Dzikowski oskarżony?
Poznańska Prokuratura Apelacyjna chce postawić zarzuty wiceprzewodniczącemu Platformy Obywatelskiej i poznańskiemu posłowi tego ugrupowania - Waldemu Dzikowskiemu.
Prokuratura przygotowała już wniosek o uchylenie immunitetu parlamentarzyście Platformy i przesłała go do Prokuratury Krajowej. Stamtąd ma on trafić do marszałka Sejmu.
Sprawa dotyczy okresu, kiedy Waldy Dzikowski był wójtem Tarnowa Podgórnego. Przedsiębiorca budowlany zeznał na policji, że - z wdzięczności za wygrane przetargi w gminie Tarnowo Podgórne - za darmo wyremontował dom Waldego Dzikowskiego.

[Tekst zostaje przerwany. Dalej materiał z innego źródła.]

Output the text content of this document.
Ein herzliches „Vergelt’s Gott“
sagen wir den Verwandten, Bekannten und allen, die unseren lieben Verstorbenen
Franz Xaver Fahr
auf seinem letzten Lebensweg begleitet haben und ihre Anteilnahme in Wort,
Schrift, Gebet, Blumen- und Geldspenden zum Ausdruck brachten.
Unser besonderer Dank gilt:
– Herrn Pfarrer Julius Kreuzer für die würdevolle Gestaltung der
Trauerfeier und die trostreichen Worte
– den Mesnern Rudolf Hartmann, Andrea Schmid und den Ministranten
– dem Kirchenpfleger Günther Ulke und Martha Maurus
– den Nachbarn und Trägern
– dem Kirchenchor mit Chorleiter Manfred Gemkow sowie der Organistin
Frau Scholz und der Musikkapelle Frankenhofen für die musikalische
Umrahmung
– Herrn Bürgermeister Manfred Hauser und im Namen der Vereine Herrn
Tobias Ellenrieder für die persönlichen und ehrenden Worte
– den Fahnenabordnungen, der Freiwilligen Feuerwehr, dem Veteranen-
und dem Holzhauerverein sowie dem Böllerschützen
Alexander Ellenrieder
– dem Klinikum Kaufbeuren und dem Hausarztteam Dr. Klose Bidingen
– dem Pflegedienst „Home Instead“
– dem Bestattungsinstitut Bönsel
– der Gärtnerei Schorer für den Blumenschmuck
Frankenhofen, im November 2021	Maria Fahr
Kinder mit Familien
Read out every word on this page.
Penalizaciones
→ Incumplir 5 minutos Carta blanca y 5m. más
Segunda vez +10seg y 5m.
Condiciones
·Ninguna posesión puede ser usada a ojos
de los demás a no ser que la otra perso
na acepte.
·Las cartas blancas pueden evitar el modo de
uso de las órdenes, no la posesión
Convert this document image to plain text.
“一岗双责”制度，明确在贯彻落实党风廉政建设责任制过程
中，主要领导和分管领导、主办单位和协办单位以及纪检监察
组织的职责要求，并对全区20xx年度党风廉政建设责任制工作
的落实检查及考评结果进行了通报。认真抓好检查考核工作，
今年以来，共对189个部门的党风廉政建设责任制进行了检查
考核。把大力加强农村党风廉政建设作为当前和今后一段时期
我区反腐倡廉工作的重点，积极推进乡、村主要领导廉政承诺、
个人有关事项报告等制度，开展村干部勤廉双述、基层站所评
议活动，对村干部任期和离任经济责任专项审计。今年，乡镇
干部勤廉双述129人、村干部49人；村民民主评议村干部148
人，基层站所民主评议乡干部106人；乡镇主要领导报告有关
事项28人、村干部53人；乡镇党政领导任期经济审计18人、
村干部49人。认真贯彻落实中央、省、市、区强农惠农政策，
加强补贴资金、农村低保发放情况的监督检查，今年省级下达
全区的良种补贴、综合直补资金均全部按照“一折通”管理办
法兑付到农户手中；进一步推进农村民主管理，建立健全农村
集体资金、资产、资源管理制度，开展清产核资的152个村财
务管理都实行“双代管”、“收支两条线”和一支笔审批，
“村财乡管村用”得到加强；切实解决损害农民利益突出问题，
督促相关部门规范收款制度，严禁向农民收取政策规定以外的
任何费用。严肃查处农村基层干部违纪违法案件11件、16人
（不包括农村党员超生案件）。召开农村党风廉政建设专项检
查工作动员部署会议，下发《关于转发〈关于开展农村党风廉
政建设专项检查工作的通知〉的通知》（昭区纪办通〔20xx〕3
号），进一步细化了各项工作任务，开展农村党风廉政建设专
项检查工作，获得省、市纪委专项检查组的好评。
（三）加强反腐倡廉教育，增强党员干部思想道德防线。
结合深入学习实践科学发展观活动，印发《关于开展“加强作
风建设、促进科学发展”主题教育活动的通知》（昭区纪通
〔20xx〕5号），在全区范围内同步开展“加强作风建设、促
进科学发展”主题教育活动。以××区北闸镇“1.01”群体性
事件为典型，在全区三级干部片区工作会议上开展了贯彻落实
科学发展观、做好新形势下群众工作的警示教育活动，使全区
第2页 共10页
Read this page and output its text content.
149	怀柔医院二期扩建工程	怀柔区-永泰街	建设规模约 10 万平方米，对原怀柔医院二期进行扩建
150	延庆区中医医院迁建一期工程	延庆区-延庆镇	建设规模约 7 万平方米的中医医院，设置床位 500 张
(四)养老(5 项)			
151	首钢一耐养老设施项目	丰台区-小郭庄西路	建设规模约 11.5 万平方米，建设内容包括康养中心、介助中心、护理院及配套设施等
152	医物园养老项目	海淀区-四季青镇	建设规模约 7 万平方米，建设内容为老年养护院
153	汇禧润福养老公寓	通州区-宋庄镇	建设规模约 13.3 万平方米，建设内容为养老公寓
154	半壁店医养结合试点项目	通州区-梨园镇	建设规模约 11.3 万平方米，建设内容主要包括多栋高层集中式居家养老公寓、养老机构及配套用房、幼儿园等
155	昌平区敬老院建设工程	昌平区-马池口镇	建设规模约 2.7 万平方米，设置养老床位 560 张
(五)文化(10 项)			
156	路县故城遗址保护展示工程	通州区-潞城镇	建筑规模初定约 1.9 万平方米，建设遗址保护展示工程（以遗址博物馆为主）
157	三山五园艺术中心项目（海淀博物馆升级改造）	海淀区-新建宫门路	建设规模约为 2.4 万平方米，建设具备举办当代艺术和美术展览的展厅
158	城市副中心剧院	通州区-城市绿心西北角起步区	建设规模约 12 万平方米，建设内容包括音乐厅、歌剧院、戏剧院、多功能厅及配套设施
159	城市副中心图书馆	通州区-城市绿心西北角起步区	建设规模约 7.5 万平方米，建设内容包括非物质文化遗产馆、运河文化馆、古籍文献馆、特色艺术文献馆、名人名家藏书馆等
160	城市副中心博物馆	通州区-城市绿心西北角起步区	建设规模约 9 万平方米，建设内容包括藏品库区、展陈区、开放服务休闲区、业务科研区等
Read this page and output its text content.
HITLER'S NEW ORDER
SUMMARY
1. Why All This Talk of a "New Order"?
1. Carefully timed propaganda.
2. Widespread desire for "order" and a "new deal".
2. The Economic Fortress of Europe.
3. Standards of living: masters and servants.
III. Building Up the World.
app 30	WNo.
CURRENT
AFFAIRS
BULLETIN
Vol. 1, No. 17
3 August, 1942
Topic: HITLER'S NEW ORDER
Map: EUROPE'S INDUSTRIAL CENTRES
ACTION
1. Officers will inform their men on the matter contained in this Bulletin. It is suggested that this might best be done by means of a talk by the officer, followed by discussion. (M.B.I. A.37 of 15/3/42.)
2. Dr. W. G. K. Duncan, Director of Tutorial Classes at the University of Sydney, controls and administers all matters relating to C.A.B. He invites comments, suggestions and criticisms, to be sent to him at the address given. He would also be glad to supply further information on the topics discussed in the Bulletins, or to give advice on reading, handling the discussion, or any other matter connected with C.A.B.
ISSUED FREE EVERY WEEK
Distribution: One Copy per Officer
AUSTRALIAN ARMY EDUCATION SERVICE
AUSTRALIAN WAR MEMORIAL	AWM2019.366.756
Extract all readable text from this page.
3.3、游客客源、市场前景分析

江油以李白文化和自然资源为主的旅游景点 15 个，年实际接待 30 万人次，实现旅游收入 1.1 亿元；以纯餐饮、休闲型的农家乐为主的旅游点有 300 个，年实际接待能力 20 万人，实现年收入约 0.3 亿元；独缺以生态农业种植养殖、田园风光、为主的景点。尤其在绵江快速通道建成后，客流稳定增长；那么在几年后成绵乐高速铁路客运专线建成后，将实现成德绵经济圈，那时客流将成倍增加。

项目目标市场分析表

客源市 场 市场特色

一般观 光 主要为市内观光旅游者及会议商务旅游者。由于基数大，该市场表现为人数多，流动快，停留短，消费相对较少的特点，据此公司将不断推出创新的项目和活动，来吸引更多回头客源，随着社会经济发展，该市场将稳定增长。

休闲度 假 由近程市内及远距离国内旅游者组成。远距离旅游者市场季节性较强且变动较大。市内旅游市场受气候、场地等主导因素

Zdaniem dziennikarzy gazety Rzeczpospolita, która ujawniła aferę - Dzikowski w czasie, gdy był jeszcze wójtem Tarnowa Podgórnego, przyjmował łapówki za rozstrzyganie przetargów korzystne dla jednej z firm budowlanych. Jej prezes złożył donos do prokuratury. Dzikowski odbija piłeczkę. Tłumaczy że to zemsta. Dzikowski został oskarżony o branie łapówek. Łapówką miał być remont domu posła. Remont o wartości 80 tysięcy złotych odbył sie w czasie gdy Dzikowski był wójtem gminy, a dom - z wdzięczności za wygrane przetargi - miał przebudować Marek Trzmielewski - właściciel firmy, która wygrywała przetargi na najwieksze inwestycje w gminie. Zeznał, że od 14 lat musiał się odwdzięczać gminnym mocodawcom, by wygrywać przetargi na budowy. Wśród osób, które wymienił, znalazł się Waldy Dzikowski - dziś poseł i wiceszef PO, przez lata wójt bogatej, podpoznańskiej gminy Tarnowo Podgórne. Prokuratorzy oficjalnie nie chcą mówić jednak o tym, czy Dzikowskiemu zostaną postawione zarzuty. W śledztwie podejrzanych jest ponad 20 osób. Sam Dzikowski twierdzi, że na przebudowę domu dostał kredyt, a jego żona zapłaciła za remont co do grosza. Poseł nie ma już jednak faktur i jak natychmiast dodaje - zgodnie z prawem nie musi ich mieć. Dzikowski zastanawia sie jednak, dlaczego przedsiębiorca zgłosił się na policję dopiero teraz? Remont odbył sie w czasie, gdy poseł Platformy był wójtem Tarnowa Podgórnego i zorganizował przetarg na przebudowę szkoły w Tarnowie. W przetargu wystartowała niewielka firma budowlana. Wygrała. Wygrała też kolejne przetargi. Z nieoficjalnych informacji wynika, że właściciel firmy budowlanej, który teraz oskarża posła, zarobił na gminie w sumie 5 mln zł. Jednym z budynków, które remontowała firma był gmach urzedu gminy tarnowo Podgórne. Zdaniem Dzikowskiego donos do prokuratury to zemsta. Za co? Poseł tłumaczy, że właściciel firmy budowlanej dwa lata temu popadł w poważne tarapaty a jego firma miała długi. Nikt mu nie chciał pomóc w kłopotach. Pomocy odmówił mu wówczas również poseł Dzikowski. Zdesperowany budowlaniec poszedł na policję i opowiedział o rzekomych łapówkach, które dawał szefom firm, instytucji państwowych, samorządowych, wojskowych, a nawet komornikom.
Prokuratorzy z Poznania stwierdzili, że mają już dość dowodów, by przedstawić wiceszefowi PO zarzuty. Dzikowski mówi, że sam zgłosi się do prokuratury i jesli trzeba zrzeknie imunnitetu. Poseł Platformy chce też wytoczyć Markowi Trzmielewskiemu sprawe o pomówienie.